One further point to raise is the thresholds for "clinically significant
improvement". For CIS-fatigue, it was a "reliable change index of >1.96 and
a score of <35.7". Another CBT study in the area co-written by the two of
the authors (Knoop & Bleijenberg)[7] referred to a "normal group of 53
healthy adults with a mean age of 37.1 (SD 11.5)" who had "a mean score on
the CIS-fatigue of 17.3 (SD 10.1)."[8]. The threshold in the current study
of 35.7 is 1.82 standard deviations above that mean of 17.3. It should also
be remembered that the minimum score on the CIS-fatigue scale is 8 so that
17.3 is only 0.92 standard deviations above that. Somebody with a fatigue
score in the 30s for example still has significant fatigue.

The same study[7] by two of the authors said that "healthy adults without a
chronic condition" had "a mean score of 93.1 (SD 11.7)" on the SF-36
physical functioning subscale. The maximum one can score is 100. Compare
that with the threshold of 75 that is sufficient to be seen as having a
"clinically significant improvement" on that scale in the current study.

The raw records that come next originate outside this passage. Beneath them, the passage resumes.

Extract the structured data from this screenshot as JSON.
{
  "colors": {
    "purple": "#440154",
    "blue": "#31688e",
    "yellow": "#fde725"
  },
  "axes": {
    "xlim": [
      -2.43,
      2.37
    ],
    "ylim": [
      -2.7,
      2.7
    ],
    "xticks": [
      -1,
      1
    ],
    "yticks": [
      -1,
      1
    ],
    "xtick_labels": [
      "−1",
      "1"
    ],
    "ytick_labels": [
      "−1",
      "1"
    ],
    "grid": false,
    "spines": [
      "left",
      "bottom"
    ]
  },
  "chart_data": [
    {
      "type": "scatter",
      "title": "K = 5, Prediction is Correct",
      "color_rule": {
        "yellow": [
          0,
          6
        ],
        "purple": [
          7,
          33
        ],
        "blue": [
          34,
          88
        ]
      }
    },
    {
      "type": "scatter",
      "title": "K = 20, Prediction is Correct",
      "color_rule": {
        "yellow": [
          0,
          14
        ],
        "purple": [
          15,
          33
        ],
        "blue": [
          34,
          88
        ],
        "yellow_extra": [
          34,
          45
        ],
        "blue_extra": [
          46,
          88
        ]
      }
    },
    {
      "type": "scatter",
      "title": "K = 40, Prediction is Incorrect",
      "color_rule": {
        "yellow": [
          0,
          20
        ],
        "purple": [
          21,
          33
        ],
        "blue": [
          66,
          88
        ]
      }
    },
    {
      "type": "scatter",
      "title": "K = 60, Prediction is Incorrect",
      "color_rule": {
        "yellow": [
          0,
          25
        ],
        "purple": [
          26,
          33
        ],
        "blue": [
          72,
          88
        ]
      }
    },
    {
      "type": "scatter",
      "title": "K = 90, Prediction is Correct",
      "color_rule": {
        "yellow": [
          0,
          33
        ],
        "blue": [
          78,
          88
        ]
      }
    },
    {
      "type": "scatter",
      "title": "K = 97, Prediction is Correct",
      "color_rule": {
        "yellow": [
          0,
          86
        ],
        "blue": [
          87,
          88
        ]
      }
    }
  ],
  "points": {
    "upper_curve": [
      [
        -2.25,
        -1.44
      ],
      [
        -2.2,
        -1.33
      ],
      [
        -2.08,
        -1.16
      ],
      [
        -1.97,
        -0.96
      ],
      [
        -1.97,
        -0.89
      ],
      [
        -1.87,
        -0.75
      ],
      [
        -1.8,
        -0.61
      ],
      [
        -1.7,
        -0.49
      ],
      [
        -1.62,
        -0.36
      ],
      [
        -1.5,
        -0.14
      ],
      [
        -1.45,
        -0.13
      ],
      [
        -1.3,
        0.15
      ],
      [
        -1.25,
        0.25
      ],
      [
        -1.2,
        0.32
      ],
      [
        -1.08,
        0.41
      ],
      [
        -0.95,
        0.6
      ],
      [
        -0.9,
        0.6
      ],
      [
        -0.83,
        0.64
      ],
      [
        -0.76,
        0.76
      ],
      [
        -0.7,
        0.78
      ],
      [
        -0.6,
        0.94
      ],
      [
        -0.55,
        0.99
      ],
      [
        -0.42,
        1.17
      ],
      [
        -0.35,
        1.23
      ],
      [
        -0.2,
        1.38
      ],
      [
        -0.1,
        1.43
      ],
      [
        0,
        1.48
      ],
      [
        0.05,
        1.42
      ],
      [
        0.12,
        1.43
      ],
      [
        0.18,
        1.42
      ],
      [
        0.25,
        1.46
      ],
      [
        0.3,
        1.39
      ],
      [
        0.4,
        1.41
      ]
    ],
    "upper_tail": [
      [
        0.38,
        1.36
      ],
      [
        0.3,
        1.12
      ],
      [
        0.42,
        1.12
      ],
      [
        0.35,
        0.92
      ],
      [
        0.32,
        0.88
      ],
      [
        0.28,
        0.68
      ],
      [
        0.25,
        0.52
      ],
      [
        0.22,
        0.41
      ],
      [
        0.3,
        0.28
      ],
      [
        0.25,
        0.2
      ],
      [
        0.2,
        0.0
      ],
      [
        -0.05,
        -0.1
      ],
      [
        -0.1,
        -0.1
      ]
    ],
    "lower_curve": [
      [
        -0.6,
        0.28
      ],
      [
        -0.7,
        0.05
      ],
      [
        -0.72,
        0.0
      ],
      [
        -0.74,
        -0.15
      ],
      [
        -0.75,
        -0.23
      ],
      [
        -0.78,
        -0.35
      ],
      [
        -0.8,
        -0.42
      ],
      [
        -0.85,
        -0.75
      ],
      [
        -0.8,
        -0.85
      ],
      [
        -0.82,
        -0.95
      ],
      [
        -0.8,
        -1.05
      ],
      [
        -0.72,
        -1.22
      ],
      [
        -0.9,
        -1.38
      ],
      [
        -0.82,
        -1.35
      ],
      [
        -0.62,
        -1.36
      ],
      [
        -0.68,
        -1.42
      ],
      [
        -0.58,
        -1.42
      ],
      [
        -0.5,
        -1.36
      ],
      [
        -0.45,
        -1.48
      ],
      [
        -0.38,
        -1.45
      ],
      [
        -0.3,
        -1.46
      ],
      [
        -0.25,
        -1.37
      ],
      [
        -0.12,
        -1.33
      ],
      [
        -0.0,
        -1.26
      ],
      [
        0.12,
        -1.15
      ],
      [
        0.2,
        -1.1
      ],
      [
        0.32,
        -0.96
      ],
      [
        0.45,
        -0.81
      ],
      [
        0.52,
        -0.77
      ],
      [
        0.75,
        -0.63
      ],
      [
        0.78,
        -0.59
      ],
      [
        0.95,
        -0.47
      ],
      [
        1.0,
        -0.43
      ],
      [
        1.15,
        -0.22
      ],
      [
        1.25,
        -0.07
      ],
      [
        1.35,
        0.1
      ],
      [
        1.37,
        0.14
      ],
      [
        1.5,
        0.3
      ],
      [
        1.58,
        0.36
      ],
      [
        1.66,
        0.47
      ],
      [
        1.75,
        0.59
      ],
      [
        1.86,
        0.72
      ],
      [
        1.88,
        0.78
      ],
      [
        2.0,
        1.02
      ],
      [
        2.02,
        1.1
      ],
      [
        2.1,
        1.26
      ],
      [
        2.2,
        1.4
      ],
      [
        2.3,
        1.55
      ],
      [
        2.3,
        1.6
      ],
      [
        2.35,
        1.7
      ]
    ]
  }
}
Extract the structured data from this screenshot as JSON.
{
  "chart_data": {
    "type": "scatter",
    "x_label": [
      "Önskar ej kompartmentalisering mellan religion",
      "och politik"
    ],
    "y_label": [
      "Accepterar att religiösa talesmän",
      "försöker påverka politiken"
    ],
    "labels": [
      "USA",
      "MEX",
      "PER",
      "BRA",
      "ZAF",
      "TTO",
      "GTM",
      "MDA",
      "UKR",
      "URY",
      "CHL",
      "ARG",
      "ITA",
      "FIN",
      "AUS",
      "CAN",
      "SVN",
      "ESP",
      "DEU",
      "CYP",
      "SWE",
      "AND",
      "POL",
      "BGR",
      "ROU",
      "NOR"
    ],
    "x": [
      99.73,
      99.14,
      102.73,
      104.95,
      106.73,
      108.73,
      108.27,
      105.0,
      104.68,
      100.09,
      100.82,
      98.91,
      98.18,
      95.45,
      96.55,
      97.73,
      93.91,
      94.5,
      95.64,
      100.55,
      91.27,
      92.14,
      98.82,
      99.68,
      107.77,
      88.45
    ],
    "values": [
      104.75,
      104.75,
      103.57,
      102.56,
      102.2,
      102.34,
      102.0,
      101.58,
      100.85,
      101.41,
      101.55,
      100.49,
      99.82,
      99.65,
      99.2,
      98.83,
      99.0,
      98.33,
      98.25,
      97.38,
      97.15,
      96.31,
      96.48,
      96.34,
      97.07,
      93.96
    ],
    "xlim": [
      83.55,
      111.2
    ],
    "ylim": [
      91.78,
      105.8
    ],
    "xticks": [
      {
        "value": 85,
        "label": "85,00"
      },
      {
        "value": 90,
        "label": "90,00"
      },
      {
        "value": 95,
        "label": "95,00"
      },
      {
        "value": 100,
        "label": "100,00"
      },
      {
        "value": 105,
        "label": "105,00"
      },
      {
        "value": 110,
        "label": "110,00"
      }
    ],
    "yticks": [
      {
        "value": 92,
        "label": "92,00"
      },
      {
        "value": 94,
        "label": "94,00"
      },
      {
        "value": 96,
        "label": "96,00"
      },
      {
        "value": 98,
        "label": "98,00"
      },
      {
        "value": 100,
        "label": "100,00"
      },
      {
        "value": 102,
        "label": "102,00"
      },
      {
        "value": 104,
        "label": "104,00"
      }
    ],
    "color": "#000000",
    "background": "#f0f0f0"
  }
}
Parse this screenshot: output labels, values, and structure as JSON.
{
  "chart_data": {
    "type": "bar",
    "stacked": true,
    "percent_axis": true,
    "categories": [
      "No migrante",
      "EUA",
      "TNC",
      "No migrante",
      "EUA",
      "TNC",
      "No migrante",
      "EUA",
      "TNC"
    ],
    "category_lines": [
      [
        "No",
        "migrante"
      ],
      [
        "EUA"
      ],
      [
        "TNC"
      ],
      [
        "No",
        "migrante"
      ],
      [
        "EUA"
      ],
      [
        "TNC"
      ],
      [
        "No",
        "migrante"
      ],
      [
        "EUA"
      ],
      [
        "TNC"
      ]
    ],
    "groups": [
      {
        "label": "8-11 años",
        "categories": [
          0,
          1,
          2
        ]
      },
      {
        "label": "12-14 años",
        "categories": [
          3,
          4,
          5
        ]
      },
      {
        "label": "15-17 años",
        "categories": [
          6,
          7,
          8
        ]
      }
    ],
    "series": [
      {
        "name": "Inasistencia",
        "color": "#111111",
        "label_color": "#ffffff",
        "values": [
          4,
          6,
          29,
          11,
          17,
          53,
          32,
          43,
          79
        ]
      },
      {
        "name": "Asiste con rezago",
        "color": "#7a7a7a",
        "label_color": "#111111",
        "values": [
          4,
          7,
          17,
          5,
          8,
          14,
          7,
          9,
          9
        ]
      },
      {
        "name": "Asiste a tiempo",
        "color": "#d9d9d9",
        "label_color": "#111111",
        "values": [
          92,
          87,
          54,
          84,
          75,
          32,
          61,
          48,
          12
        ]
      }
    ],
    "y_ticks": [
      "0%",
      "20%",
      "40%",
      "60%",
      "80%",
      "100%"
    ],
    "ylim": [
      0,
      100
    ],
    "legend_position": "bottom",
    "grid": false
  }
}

[1] Vercoulen JH, Bazelmans E, Swanink CM, Fennis JF, Galama JM, Jongen PJ,
Hommes O, Van der Meer JW, Bleijenberg G. Physical activity in chronic
fatigue syndrome: assessment and its role in fatigue. J Psychiatr Res. 1997

[2] van der Werf SP, Prins JB, Vercoulen JH, van der Meer JW, Bleijenberg G.
Identifying physical activity patterns in chronic fatigue syndrome using
actigraphic assessment. J Psychosom Res. 2000 Nov;49(5):373 -9.

[3] Friedberg F, Sohl S. Cognitive-behavior therapy in chronic fatigue
syndrome: is improvement related to increased physical activity? J Clin
Psychol. 2009 Feb 11.

[4] Scheeres K, Wensing M, Bleijenberg G, Severens JL. Implementing
cognitive behavior therapy for chronic fatigue syndrome in mental health
care: a costs and outcomes analysis. BMC Health Serv Res. 2008 Aug 13;8:175.

[5] The Young ME Sufferers Trust [Last accessed:
31st March, 2009]

[6] Van Hoof ELS, De Becker PJ, Lapp C, De Meirleir KL. How do adolescents
with chronic fatigue syndrome perceive their social environment? A
quantitative study. IACFS/ME Spring Bulletin 2009

[7] Knoop H, Bleijenberg G, Gielissen MF, van der Meer JW, White PD. Is a
full recovery possible after cognitive behavioural therapy for chronic
fatigue syndrome? Psychother Psychosom. 2007;76(3):171-6.

[8] Aaronson NK, Muller M, Cohen PD, Essink-Bot ML, Fekkes M, Sanderman R,
Sprangers MA, te Velde A, Verrips E: Translation, validation, and norming of
the Dutch language version of the SF-36 Health Survey in community and
chronic disease population. J Clin Epidemiol 1998; 51: 1055- 1068.

Conflict of Interest:
None declared
* * *
The question is always whether CBT has simply allowed the patients to accept their limitations, rather than whether CBT has produced physical improvement.
My symptoms are greatly improved when I do less -- if I don't push myself to overdo, I don't feel fatigued.  But I had to find a reason to "give myself permission" to do less.  Until I found a compelling reason, I pushed myself to my limits and beyond.
If I were in a CFS study, I'd have to report that I feel better.  But if you asked me to fill out minute-by-minute diaries of what I do all day, it would be obvious that I'm not doing as much as I used to, and that's why I feel better -- I'm resting more and giving my body a chance to heal itself.  It may appear to the neighbors that I'm doing more because they see me outside more often, but that's because I'm not using every ounce of energy I can muster to do housework any more; I now have the energy to spare to walk down the stairs to the back yard.